The growth of generative AI content has been rapid, and will continue to gain momentum as more web managers and publishers look to maximize optimization, and streamline productivity, via advanced digital tools.
But what happens when AI content overtakes human input? What becomes of the internet when everything is just a copy of a copy of a digital likeness of actual human output?
That’s the question many are now asking, as social platforms look to raise walls around their datasets, leaving AI start-ups scrambling for new inputs for their LLMs.
X (formerly Twitter) for example has boosted the price of its API access, in order to restrict AI platforms from using X posts, as it develops its own “Grok” model based on the same. Meta has long limited API access, more so since the Cambridge Analytica disaster, and it’s also touting its unmatched data pool to fuel its Llama LLM.
Google recently made a deal with Reddit to incorporate its data into its Gemini AI systems, and that’s another avenue you can expect to see more of, as social platforms that aren’t looking to build their own AI models seek new avenues for revenue through their insights.
The Wall Street Journal reported today that OpenAI considered training its GPT-5 model on publicly available YouTube transcripts, amid concerns that the demand for valuable training data will outstrip supply within two years.
It’s a significant problem, because while the new raft of AI tools are able to pump out human-like text, on virtually any topic, it’s not “intelligence” as such just yet. The current AI models use machine logic, and derivative assumption to place one word after another in sequence, based on human-created examples in their database. But these systems can’t think for themselves, and they don’t have any awareness of what the data they’re outputting means. It’s advanced math, in text and visual form, defined by a systematic logic.
Which means that LLMs, and the AI tools built on them, at present at least, are not a replacement for human intelligence.
That, of course, is the promise of “artificial general intelligence” (AGI), systems that can replicate the way that humans think, and come up with their own logic and reasoning to achieve defined tasks. Some suggest that this is not too from being a reality, but again, the systems that we can currently access are not anywhere close to what AGI could theoretically achieve.
That’s also where many of the AI doomers are raising concerns, that once we do achieve a system that replicates a human brain, we could render ourselves obsolete, with a new, tech intelligence set to take over and become the dominant species on the earth.
But most AI academics don’t believe that we’re close to that next breakthrough, despite what we’re seeing in the current wave of AI hype.
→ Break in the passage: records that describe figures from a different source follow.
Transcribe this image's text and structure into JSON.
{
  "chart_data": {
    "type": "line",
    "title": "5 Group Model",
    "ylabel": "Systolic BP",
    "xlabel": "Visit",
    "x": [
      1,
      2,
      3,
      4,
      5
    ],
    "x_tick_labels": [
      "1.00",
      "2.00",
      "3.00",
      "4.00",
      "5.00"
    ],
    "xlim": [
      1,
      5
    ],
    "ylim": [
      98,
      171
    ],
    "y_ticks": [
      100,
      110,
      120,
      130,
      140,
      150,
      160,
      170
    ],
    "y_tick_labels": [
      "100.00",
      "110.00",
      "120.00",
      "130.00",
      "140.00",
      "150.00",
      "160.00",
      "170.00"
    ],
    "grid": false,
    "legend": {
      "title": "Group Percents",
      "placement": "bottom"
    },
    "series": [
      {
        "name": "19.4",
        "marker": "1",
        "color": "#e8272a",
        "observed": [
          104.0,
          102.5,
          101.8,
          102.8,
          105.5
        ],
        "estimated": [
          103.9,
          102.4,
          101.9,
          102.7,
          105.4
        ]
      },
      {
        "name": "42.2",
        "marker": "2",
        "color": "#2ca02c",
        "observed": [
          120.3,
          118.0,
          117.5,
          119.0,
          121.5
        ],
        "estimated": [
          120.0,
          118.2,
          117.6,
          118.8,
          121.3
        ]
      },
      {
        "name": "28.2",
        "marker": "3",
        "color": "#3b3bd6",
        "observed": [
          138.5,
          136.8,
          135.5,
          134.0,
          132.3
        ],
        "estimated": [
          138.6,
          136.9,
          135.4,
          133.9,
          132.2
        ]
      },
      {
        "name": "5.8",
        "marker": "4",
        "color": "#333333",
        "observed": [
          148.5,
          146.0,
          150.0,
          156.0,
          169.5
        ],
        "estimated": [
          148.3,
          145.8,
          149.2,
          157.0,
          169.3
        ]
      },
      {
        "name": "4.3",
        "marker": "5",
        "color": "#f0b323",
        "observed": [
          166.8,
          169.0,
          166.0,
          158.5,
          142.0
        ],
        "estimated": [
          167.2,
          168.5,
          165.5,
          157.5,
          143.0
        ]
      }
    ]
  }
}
Meta’s Chief AI scientist Yann LeCun discussed this notion recently on the Lex Friedman podcast, noting that we’re not yet close to AGI for a number of reasons:
“The first is that there is a number of characteristics of intelligent behavior. For example, the capacity to understand the world, understand the physical world, the ability to remember and retrieve things, persistent memory, the ability to reason and the ability to plan. Those are four essential characteristic of intelligent systems or entities, humans, animals. LLMs can do none of those, or they can only do them in a very primitive way.”
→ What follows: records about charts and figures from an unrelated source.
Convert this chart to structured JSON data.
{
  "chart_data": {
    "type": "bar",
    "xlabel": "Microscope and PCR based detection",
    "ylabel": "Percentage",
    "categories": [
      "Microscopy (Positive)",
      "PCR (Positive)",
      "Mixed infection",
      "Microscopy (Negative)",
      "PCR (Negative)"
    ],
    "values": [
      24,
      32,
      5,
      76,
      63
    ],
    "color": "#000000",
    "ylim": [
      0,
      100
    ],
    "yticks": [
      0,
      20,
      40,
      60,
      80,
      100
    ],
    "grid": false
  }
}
LeCun says that the amount of data that humans intake is far beyond the limits of LLMs, which are reliant on human insights derived from the internet.
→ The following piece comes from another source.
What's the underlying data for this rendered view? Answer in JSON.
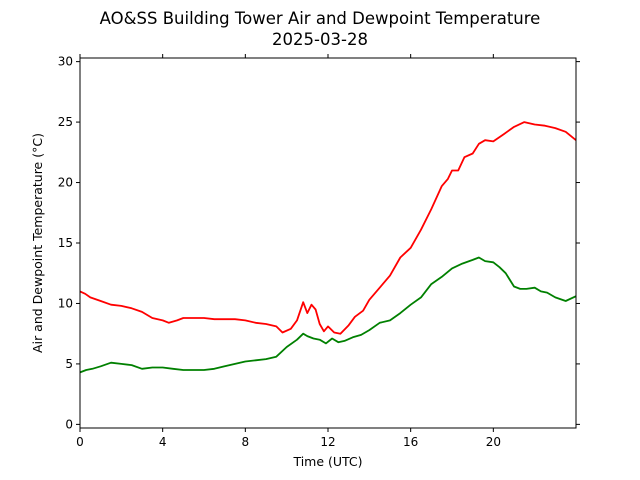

“We see a lot more information than we glean from language, and despite our intuition, most of what we learn and most of our knowledge is through our observation and interaction with the real world, not through language.”
In other words, its interactive capacity that’s the real key to learning, not replicating language. LLMs, in this sense, are advanced parrots, able to repeat what we’ve said back to us. But there’s no “brain” that can understand all the various human considerations behind that language.
With this in mind, it’s a misnomer, in some ways, to even call these tools “intelligence”, and likely one of the contributors to the aforementioned AI conspiracies. The current tools require data on how we interact, in order to replicate it, but there’s no adaptive logic that understands what we mean when we pose questions to them.
It’s doubtful that the current systems are even a step towards AGI in this respect, but more of a side note in broader development, but again, the key challenge that they now face is that as more web content gets churned through these systems, the actual outputs that we’re seeing are becoming less human, which looks set to be a key shift moving forward.
Social platforms are making it easier and easier to augment your personality and insight with AI outputs, using advanced plagiarism to present yourself as something you’re not.
Is that the future we want? Is that really an advance?
In some ways, these systems will drive significant progress in discovery and process, but the side effect of systematic creation is that the color is being washed out of digital interaction, and we could potentially be left worse off as a result.
In essence, what we’re likely to see is a dilution of human interaction, to the point where we’ll need to question everything. Which will push more people away from public posting, and further into enclosed, private chats, where you know and trust the other participants.
In other words, the race to incorporate what’s currently being described as “AI” could end up being a net negative, and could see the “social” part of “social media” undermined entirely.
Which will leave less and less human input for LLMs over time, and erode the very foundation of such systems.